My friend Jonathan McIntosh has followed Jesus’ leading from the comforts of a significant staff position at The Journey in St. Louis (A29) into the raging sea of church planting.
For what it is worth, I am very proud of him.
In the process, he has produced what I believe is one of THE BEST church planting proposals that I have ever seen.
If you are a church planter who hasn’t yet planted, download this, print it out and rip it off. Just make sure you change his city to yours and his picture. Otherwise that might be awkward ; ).
Click HERE to get it.



Dustin – thanks for posting this. I’m grateful.
1. I have good church planting coaches. One, McKay Caston (http://mckaycaston.com/) was instrumental in helping me hammer this thing out.
2. And if anyone out there is looking for a new church plant to support…
ok devils advocate here.
I think the proposal is good.
But I for one don’t understand the exorbitant budget,
and through it I don’t get a sense of where the core people are going to come from (although that may be implicit since it’s a vision packet for launch team)
sorry to rain on the parade,
a fellow bloke who knows the ups and downs of planting.
These are great questions. You should contact Jonathan himself at jonathan@rethinkmission.org. I’m sure he’d be happy to answer.
Great post. And I loved the package.
One question that I have as a guy that is almost 3 years into planting a church (as a layman, with no outside help) is this; Most of the info on church planting that I find on the web is very slick. Now it may be the self-selecting minority effect, but it seems to me that a high degree of corelation exists between the tech savvyness of the planter & funding.
My expirience is that my wife & I invited a few friends to our house one Sunday evening 34 months ago & we now have several ministries & 40+ at our Sunday service. Total budget aprox 20k that was collected at our meetings.
So we waited aver a year to buy a (cheap) sound system. We had no sign for 24 months, and we woud have stopped meeting months ago if we had not been able to make great deals on our rent.
So since I have no tech skills, how do I advance to the next level? We are in a city of great need. No other reformed church exists that has not compromised in a major way (mainline denomination) or that is anti-missional (evangelical mainstream). I know that God wants a reformed church in this city, nut I can’t put that kind of package together.
The fundraising does not scare me. I am a salesman by trade & a former funraiser. However when I raised $ for a living I had staff that did all of “that stuff”.
Do you know of any way that I can translate our vision into a matketable format that will help us reach outside of our group to obtain the resources to grow?
peace.
Wayne – I don’t think it’s an exorbitant budget at all. Of course, it all depends on perspective and on what you want you are trying to accomplish as a planter. Most likely, a highly incarnational approach with a bi-vocational pastor wouldn’t require this budget. Of course, the “large launch” guys look at my budget and to them it looks slim. 200k is normal for year 1 if that includes more than one salary, facilities, promo and other launch costs. (BTW, potential churches and team members can have access to the budget – they just have to ask.)
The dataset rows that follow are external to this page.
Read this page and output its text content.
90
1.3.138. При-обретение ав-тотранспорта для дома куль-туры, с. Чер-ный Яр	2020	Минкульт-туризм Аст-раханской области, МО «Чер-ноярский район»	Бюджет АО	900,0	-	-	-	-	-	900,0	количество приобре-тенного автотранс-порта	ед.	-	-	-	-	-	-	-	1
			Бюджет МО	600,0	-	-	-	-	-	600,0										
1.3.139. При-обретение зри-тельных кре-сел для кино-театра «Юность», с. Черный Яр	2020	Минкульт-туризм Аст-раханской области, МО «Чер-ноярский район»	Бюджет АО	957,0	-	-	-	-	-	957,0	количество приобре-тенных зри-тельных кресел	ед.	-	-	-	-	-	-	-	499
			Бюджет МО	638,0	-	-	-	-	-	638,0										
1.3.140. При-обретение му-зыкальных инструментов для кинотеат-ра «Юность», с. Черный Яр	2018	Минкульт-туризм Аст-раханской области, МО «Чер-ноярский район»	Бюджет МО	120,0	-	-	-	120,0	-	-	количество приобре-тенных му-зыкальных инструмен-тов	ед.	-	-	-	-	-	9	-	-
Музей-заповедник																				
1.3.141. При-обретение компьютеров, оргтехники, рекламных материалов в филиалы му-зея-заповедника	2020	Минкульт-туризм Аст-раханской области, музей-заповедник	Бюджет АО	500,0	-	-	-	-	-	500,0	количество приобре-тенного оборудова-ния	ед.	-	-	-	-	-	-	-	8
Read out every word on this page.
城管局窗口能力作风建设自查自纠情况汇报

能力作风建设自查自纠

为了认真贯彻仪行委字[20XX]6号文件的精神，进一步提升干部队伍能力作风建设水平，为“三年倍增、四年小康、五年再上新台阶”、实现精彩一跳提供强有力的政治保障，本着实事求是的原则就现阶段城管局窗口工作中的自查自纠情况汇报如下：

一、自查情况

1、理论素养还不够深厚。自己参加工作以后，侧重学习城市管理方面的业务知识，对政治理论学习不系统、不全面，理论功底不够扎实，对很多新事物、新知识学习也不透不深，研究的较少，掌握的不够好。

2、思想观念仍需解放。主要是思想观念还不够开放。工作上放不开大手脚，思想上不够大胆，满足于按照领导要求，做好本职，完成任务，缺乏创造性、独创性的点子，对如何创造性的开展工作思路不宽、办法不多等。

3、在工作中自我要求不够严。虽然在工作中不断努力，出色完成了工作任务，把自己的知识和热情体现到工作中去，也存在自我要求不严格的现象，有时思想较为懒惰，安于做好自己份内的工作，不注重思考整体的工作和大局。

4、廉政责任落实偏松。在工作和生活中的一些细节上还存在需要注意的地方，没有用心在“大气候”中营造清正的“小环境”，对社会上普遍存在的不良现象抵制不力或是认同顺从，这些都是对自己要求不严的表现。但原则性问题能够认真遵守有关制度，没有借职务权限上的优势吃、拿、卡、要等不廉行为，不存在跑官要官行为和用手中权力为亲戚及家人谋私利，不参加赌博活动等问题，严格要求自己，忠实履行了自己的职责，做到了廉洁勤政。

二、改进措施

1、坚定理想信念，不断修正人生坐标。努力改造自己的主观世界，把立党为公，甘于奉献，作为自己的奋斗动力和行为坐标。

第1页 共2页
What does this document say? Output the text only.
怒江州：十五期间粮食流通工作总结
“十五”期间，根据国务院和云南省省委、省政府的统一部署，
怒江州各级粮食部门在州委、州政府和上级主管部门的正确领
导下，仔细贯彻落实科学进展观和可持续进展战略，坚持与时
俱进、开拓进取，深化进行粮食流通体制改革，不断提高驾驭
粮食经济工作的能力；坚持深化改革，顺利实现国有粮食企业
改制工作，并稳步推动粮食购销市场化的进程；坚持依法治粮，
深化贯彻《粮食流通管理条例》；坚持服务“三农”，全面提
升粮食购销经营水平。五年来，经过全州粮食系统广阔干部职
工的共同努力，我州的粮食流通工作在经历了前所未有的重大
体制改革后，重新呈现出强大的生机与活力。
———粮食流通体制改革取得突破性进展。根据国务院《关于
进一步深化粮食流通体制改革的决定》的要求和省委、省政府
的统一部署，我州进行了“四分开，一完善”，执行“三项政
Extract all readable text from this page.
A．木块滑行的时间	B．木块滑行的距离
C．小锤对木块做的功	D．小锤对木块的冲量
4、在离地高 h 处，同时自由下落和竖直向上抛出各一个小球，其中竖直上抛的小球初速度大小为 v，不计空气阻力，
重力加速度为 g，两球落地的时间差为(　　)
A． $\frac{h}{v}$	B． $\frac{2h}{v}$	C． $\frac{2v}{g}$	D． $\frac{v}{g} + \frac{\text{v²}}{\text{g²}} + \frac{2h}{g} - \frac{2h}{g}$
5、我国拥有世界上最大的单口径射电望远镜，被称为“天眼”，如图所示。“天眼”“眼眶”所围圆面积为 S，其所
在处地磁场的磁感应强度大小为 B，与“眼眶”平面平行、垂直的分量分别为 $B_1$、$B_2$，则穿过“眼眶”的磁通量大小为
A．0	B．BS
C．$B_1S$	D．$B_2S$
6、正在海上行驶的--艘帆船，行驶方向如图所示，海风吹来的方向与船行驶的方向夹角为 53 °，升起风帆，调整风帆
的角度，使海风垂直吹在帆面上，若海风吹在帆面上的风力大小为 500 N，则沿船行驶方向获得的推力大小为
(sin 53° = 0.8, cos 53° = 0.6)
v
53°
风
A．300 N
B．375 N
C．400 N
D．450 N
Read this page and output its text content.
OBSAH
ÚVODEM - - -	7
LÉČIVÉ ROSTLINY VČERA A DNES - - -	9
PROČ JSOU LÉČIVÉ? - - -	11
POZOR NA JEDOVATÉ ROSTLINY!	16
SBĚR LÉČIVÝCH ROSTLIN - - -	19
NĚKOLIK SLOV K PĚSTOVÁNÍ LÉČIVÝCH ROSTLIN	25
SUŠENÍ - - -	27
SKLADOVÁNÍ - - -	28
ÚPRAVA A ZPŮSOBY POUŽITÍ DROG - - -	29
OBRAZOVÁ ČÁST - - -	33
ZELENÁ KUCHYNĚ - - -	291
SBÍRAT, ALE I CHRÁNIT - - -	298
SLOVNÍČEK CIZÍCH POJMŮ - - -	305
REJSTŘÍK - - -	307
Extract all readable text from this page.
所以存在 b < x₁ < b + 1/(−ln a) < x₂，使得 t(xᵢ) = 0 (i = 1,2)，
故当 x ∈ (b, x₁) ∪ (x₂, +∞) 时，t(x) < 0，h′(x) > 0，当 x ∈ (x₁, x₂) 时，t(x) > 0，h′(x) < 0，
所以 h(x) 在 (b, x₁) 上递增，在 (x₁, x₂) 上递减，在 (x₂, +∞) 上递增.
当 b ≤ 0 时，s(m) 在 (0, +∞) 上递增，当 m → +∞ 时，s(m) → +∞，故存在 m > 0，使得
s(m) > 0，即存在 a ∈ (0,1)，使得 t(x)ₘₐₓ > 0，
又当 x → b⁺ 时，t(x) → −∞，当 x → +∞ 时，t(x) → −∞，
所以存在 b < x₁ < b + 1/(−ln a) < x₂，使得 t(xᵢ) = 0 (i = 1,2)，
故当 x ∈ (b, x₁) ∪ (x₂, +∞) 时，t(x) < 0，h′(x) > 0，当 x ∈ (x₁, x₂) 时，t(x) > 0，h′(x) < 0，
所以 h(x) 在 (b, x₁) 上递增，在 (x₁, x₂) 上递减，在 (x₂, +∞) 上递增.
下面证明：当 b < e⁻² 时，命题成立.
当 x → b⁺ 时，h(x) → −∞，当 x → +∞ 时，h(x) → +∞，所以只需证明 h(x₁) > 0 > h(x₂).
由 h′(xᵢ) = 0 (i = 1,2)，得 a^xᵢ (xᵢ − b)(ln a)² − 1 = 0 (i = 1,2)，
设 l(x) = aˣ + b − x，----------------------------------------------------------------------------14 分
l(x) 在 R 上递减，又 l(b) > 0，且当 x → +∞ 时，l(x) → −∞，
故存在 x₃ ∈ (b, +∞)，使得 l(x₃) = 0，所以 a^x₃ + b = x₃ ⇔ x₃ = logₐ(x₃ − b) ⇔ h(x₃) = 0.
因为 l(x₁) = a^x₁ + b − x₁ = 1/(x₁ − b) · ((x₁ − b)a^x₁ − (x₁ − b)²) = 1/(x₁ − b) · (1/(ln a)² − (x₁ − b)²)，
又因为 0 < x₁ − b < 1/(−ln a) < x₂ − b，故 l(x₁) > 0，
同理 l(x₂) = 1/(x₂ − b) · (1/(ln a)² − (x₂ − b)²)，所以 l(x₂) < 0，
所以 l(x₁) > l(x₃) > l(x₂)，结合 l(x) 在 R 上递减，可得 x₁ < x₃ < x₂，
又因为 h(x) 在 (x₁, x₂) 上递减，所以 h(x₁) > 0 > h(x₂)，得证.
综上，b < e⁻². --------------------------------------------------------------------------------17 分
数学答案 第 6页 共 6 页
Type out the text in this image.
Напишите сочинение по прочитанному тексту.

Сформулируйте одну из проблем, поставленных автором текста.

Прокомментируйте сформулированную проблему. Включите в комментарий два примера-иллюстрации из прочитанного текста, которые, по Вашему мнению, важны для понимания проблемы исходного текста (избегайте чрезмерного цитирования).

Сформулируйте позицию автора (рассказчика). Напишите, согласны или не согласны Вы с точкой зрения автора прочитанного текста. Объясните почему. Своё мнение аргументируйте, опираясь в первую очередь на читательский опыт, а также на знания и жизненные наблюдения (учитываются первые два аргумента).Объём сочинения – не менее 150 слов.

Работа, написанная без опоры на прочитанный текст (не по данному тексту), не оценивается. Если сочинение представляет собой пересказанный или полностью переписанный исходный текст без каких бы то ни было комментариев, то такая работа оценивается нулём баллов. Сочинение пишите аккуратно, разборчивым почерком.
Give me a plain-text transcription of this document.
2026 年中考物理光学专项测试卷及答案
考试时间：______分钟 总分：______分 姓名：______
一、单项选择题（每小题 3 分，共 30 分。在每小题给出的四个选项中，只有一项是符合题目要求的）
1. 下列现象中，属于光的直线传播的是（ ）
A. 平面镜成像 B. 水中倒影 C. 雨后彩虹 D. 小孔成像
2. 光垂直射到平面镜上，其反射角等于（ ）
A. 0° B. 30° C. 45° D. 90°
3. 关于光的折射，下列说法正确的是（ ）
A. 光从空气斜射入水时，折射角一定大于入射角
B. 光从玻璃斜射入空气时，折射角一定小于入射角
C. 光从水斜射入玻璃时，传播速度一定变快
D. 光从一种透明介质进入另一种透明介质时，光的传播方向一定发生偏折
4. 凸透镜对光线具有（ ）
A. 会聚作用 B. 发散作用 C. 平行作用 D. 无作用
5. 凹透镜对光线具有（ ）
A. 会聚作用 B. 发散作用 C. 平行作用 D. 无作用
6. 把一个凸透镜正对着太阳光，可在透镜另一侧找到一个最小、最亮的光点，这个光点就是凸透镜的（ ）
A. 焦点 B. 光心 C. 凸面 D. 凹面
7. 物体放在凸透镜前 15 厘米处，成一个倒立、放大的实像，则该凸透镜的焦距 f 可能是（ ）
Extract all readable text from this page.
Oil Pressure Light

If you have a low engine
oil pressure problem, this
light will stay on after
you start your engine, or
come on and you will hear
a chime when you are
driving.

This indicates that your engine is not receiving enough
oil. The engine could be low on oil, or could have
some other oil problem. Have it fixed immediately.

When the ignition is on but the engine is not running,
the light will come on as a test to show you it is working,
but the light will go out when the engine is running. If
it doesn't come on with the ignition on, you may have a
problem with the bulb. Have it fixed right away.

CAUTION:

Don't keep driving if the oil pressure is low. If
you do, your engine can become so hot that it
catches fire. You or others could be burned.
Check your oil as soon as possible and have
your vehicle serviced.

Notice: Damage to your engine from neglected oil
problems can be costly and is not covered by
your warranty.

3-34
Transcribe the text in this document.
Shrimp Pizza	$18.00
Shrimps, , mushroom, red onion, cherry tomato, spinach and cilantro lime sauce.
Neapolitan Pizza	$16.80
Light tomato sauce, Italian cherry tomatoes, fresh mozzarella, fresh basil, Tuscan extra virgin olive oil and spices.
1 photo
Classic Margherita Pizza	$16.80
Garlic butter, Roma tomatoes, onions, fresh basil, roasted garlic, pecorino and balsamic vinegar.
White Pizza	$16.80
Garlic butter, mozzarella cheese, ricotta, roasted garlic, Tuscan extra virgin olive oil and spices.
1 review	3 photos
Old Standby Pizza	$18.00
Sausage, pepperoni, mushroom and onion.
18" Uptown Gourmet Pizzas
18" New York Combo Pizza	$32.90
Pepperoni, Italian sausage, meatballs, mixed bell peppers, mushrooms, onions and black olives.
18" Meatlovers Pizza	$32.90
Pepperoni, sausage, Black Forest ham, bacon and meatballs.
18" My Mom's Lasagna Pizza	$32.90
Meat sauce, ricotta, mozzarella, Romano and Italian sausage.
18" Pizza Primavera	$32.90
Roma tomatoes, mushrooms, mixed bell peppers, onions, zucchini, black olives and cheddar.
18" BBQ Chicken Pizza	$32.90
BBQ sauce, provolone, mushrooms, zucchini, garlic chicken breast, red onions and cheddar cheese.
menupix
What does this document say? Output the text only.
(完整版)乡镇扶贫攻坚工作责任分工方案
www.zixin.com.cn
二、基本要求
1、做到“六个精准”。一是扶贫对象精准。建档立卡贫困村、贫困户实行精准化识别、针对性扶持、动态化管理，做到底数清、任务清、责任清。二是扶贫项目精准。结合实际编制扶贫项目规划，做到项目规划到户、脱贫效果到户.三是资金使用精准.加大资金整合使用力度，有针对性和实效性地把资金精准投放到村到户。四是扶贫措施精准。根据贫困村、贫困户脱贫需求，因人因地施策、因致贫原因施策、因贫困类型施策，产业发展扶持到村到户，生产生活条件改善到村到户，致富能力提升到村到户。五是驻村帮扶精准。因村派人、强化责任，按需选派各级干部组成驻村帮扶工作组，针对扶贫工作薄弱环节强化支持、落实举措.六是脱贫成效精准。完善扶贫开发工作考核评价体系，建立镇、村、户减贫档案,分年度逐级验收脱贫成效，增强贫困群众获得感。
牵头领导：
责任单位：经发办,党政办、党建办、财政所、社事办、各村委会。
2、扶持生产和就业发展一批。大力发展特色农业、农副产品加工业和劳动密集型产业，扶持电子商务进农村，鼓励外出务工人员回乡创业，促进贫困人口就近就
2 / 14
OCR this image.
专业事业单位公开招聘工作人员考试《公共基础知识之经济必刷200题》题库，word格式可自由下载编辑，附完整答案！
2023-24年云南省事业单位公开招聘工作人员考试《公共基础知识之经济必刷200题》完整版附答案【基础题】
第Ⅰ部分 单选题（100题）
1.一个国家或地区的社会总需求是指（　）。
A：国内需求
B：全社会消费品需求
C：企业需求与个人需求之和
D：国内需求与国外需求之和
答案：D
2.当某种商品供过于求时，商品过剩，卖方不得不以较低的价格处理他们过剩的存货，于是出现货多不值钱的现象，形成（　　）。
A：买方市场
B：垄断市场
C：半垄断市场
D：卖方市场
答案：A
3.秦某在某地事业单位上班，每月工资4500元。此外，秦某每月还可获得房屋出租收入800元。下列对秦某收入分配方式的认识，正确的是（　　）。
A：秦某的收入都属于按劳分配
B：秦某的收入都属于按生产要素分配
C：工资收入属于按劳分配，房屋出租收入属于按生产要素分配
As to where the core group comes from – this document doesn’t line that out… it only hints at it (Renewal projects, etc.) I believe that a church planter needs gathering and evangelism skills in their gift mix. If you’d like to talk more about gathering a initial launch team – let me know. Thanks for touching base.
The Truth – While I know from experience how funny Landover Baptist Church can be – I wouldn’t quite call them a “resource.”
Kevin – is there a pastor you could connect with in your area that might be a resource to you as a bi-vocational pastor? When I was at The Journey in St. Louis – we loved to honor bi-vocational guys and help them through relational coaching. Anyone around that knows your context fairly well that would love to help think through practical next steps?
In my world – if there is an Acts 29, Converge, or newer PCA church anywhere near by – those pastors generally love to connect with missional pastors in their areas.
Let me know if you want me to help pair you with someone.
-JMac
Kevin,
I am encouraged to hear about your situation, thought I know that does not help you at all.
I am in rural (what is not rural about) Iowa, where the description you gave fits my scenario as well. A29 church planters have both told me to shut down and also keep going. Lots of mixed advice because it is not cut-and-dry as a bi-vocational pastor.
I heard a sermon a long time ago by Eric Mason about fund raising and being bi-vocational. I have not seen or heard much else from the Acts 29 guys about this because it is true: when you work for a living and then do church ‘on the side’ it is very, very difficult.
A benefit: you never ever get blamed for being lazy by members of your church who think church planting and pastoring is not work. You have an incredible ability to relate to those around you without appearing “professional.”
With that in mind, would I take full-time salary? You bet.
Rejoice in your situation and enjoy the unique trials which come from being “hybrid” or “non-traditional.” The book of Acts documents the lives and trials of under- and un-funded church planters, I think.